How to derive the integral $ I = \int^{\infty}_{0} 1-\left(\frac{x^a}{c + x^a}\right)^ndx, n\in \mathbb{Z}^+$

Question

$a,c \in \mathbb{R}$ and $a > 1, c > 0$. I already know the answer includes $\Gamma(n+1/a)\Gamma(1-1/a)/\Gamma(n)$. But I couldn't get how integral like this can be expressed by gamma function since gamma function includes exponential function ($\int_0^\infty u^a e^{-u}\:du=\Gamma(a+1)$). What is the methodology to deal with integral like that and express it in gamma function? I have checked answers in Expressing Integrals in terms of gamma functions however, does not apply to my problem perfectly.

Answer 1

I finally crack this. Thanks for the help from J.G. and Elliptic Curve.

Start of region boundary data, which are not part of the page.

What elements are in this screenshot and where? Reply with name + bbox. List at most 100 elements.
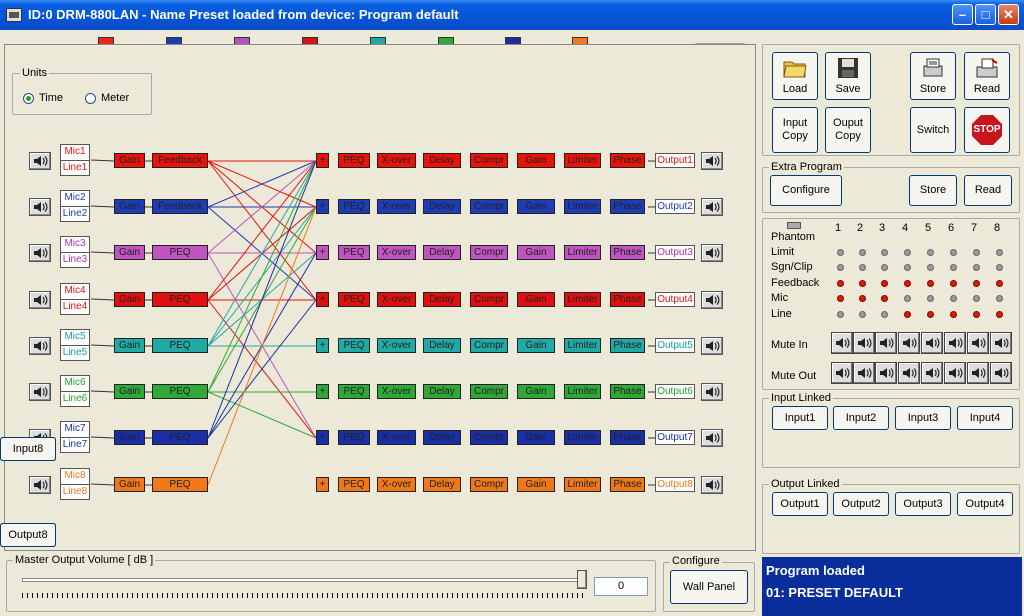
wall-panel-button[interactable]: Wall Panel: [670, 570, 748, 604]
output1-limiter-block[interactable]: Limiter: [564, 153, 601, 168]
master-volume-slider[interactable]: [577, 570, 587, 589]
output8-sum-block[interactable]: +: [316, 477, 329, 492]
switch-button[interactable]: Switch: [910, 107, 956, 153]
output1-phase-block[interactable]: Phase: [610, 153, 645, 168]
input3-source-label[interactable]: Mic3 Line3: [60, 236, 90, 268]
mute-in-7-button[interactable]: [967, 332, 989, 354]
output4-phase-block[interactable]: Phase: [610, 292, 645, 307]
output4-label[interactable]: Output4: [655, 292, 695, 307]
output-linked-output3-button[interactable]: Output3: [895, 492, 951, 516]
output2-gain-block[interactable]: Gain: [517, 199, 555, 214]
output3-speaker-icon[interactable]: [701, 244, 723, 262]
input6-peq-block[interactable]: PEQ: [152, 384, 208, 399]
output5-label[interactable]: Output5: [655, 338, 695, 353]
output7-xover-block[interactable]: X-over: [377, 430, 416, 445]
output6-peq-block[interactable]: PEQ: [338, 384, 370, 399]
output2-compr-block[interactable]: Compr: [470, 199, 508, 214]
output3-peq-block[interactable]: PEQ: [338, 245, 370, 260]
input6-gain-block[interactable]: Gain: [114, 384, 145, 399]
input8-gain-block[interactable]: Gain: [114, 477, 145, 492]
output5-sum-block[interactable]: +: [316, 338, 329, 353]
mute-in-1-button[interactable]: [831, 332, 853, 354]
input1-gain-block[interactable]: Gain: [114, 153, 145, 168]
mute-in-4-button[interactable]: [898, 332, 920, 354]
input-linked-input4-button[interactable]: Input4: [957, 406, 1013, 430]
output6-sum-block[interactable]: +: [316, 384, 329, 399]
input7-source-label[interactable]: Mic7 Line7: [60, 421, 90, 453]
output-copy-button[interactable]: Ouput Copy: [825, 107, 871, 153]
input3-gain-block[interactable]: Gain: [114, 245, 145, 260]
output5-limiter-block[interactable]: Limiter: [564, 338, 601, 353]
output5-peq-block[interactable]: PEQ: [338, 338, 370, 353]
output1-peq-block[interactable]: PEQ: [338, 153, 370, 168]
output5-delay-block[interactable]: Delay: [423, 338, 461, 353]
output6-gain-block[interactable]: Gain: [517, 384, 555, 399]
output6-phase-block[interactable]: Phase: [610, 384, 645, 399]
input4-gain-block[interactable]: Gain: [114, 292, 145, 307]
output2-sum-block[interactable]: +: [316, 199, 329, 214]
output2-delay-block[interactable]: Delay: [423, 199, 461, 214]
mute-out-7-button[interactable]: [967, 362, 989, 384]
output4-xover-block[interactable]: X-over: [377, 292, 416, 307]
output3-phase-block[interactable]: Phase: [610, 245, 645, 260]
output8-phase-block[interactable]: Phase: [610, 477, 645, 492]
mute-in-6-button[interactable]: [944, 332, 966, 354]
input6-source-label[interactable]: Mic6 Line6: [60, 375, 90, 407]
output5-gain-block[interactable]: Gain: [517, 338, 555, 353]
output6-label[interactable]: Output6: [655, 384, 695, 399]
store-button[interactable]: Store: [910, 52, 956, 100]
input-linked-input8-button[interactable]: Input8: [0, 437, 56, 461]
output4-limiter-block[interactable]: Limiter: [564, 292, 601, 307]
output8-label[interactable]: Output8: [655, 477, 695, 492]
input1-source-label[interactable]: Mic1 Line1: [60, 144, 90, 176]
input3-peq-block[interactable]: PEQ: [152, 245, 208, 260]
mute-out-2-button[interactable]: [853, 362, 875, 384]
input-linked-input3-button[interactable]: Input3: [895, 406, 951, 430]
output7-sum-block[interactable]: +: [316, 430, 329, 445]
input2-gain-block[interactable]: Gain: [114, 199, 145, 214]
output6-delay-block[interactable]: Delay: [423, 384, 461, 399]
output7-delay-block[interactable]: Delay: [423, 430, 461, 445]
input7-gain-block[interactable]: Gain: [114, 430, 145, 445]
input5-source-label[interactable]: Mic5 Line5: [60, 329, 90, 361]
output4-compr-block[interactable]: Compr: [470, 292, 508, 307]
output3-xover-block[interactable]: X-over: [377, 245, 416, 260]
input5-speaker-icon[interactable]: [29, 337, 51, 355]
output4-peq-block[interactable]: PEQ: [338, 292, 370, 307]
output1-xover-block[interactable]: X-over: [377, 153, 416, 168]
input-linked-input2-button[interactable]: Input2: [833, 406, 889, 430]
master-volume-track[interactable]: [22, 578, 586, 582]
output2-phase-block[interactable]: Phase: [610, 199, 645, 214]
input4-speaker-icon[interactable]: [29, 291, 51, 309]
input-copy-button[interactable]: Input Copy: [772, 107, 818, 153]
output1-label[interactable]: Output1: [655, 153, 695, 168]
output3-gain-block[interactable]: Gain: [517, 245, 555, 260]
output1-speaker-icon[interactable]: [701, 152, 723, 170]
mute-out-1-button[interactable]: [831, 362, 853, 384]
output2-limiter-block[interactable]: Limiter: [564, 199, 601, 214]
input6-speaker-icon[interactable]: [29, 383, 51, 401]
stop-button[interactable]: STOP: [964, 107, 1010, 153]
output3-delay-block[interactable]: Delay: [423, 245, 461, 260]
mute-in-5-button[interactable]: [921, 332, 943, 354]
output4-sum-block[interactable]: +: [316, 292, 329, 307]
output7-limiter-block[interactable]: Limiter: [564, 430, 601, 445]
output5-xover-block[interactable]: X-over: [377, 338, 416, 353]
output-linked-output4-button[interactable]: Output4: [957, 492, 1013, 516]
output6-limiter-block[interactable]: Limiter: [564, 384, 601, 399]
input8-source-label[interactable]: Mic8 Line8: [60, 468, 90, 500]
minimize-button[interactable]: –: [952, 4, 973, 25]
save-button[interactable]: Save: [825, 52, 871, 100]
output5-compr-block[interactable]: Compr: [470, 338, 508, 353]
output2-speaker-icon[interactable]: [701, 198, 723, 216]
output7-compr-block[interactable]: Compr: [470, 430, 508, 445]
output-linked-output8-button[interactable]: Output8: [0, 523, 56, 547]
extra-read-button[interactable]: Read: [964, 175, 1012, 206]
units-time-radio[interactable]: [23, 93, 34, 104]
mute-out-3-button[interactable]: [875, 362, 897, 384]
input4-peq-block[interactable]: PEQ: [152, 292, 208, 307]
output7-gain-block[interactable]: Gain: [517, 430, 555, 445]
output4-speaker-icon[interactable]: [701, 291, 723, 309]
output3-compr-block[interactable]: Compr: [470, 245, 508, 260]
input5-gain-block[interactable]: Gain: [114, 338, 145, 353]
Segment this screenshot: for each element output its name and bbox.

With substitution $t = cx^{-a}$, we can have \begin{align} I &= \frac{c^\frac{1}{a}}{a}\int^{\infty}_{0} \left(1 - \left(\frac{1}{t+1}\right)^n\right) t^{-\frac{1}{a}-1} dt\\ &= \frac{c^\frac{1}{a}}{a}\int^{\infty}_{0} \left(1 - \left(\frac{1}{t+1}\right)^n\right) \left(-at^{-\frac{1}{a}}\right)^{'} dt\\ &\overset{(a)}= \frac{c^\frac{1}{a}}{a} (-at^{-\frac{1}{a}})\frac{(1+t)^n-1}{(1+t)^n}\Bigg\vert_{0}^{\infty} - \frac{c^\frac{1}{a}}{a}\int^\infty_0 n(1+t)^{-n-1}(-at^{-\frac{1}{a}})dt\\ \end{align} (a) is given by integral by parts. Next, we have $$ \lim_{t \to 0} \frac{(1+t)^n-1}{t^{1/a}(1+t)^n} = \lim_{t \to 0} \frac{n(1+t)^{n-1}}{\frac{1}{a}t^{1/a-1}(1+t)^n + n(1+t)^{n-1}t^{1/a}} = 0 $$ The equivalence is based on L'Hôpital's rule and the fact that $a>1$ respectively. And it is easy to see $$ \lim_{t \to \infty} \frac{(1+t)^n-1}{t^{1/a}(1+t)^n} = 0 $$ Then we can have $$ I = \frac{c^\frac{1}{a}}{a}\int^\infty_0 n(1+t)^{-n-1}(at^{-\frac{1}{a}})dt $$ According to the formula of Beta function $$ B(x,y) = \int^{\infty}_{0} \frac{t^{x-1}}{(1+t)^{x+y}}dt $$ We have $x= 1-\frac{1}{a}$ and $y = n-1+\frac{1}{a}$. Thus \begin{align} I &= nc^{\frac{1}{a}}B(1-\frac{1}{a},n + \frac{1}{a})\\ &\overset{(b)}= nc^{\frac{1}{a}}\frac{\Gamma(1-\frac{1}{a})\Gamma(n +\frac{1}{a})}{\Gamma(n+1)}\\ &\overset{(c)}=c^{\frac{1}{a}}\frac{\Gamma(1-\frac{1}{a})\Gamma(n +\frac{1}{a})}{\Gamma(n)} \end{align} where (b) is given by $B(x,y) = \frac{\Gamma(x)\Gamma(y)}{\Gamma(x+y)}$ and (c) is given by $\Gamma(n)n = \Gamma(n+1)$.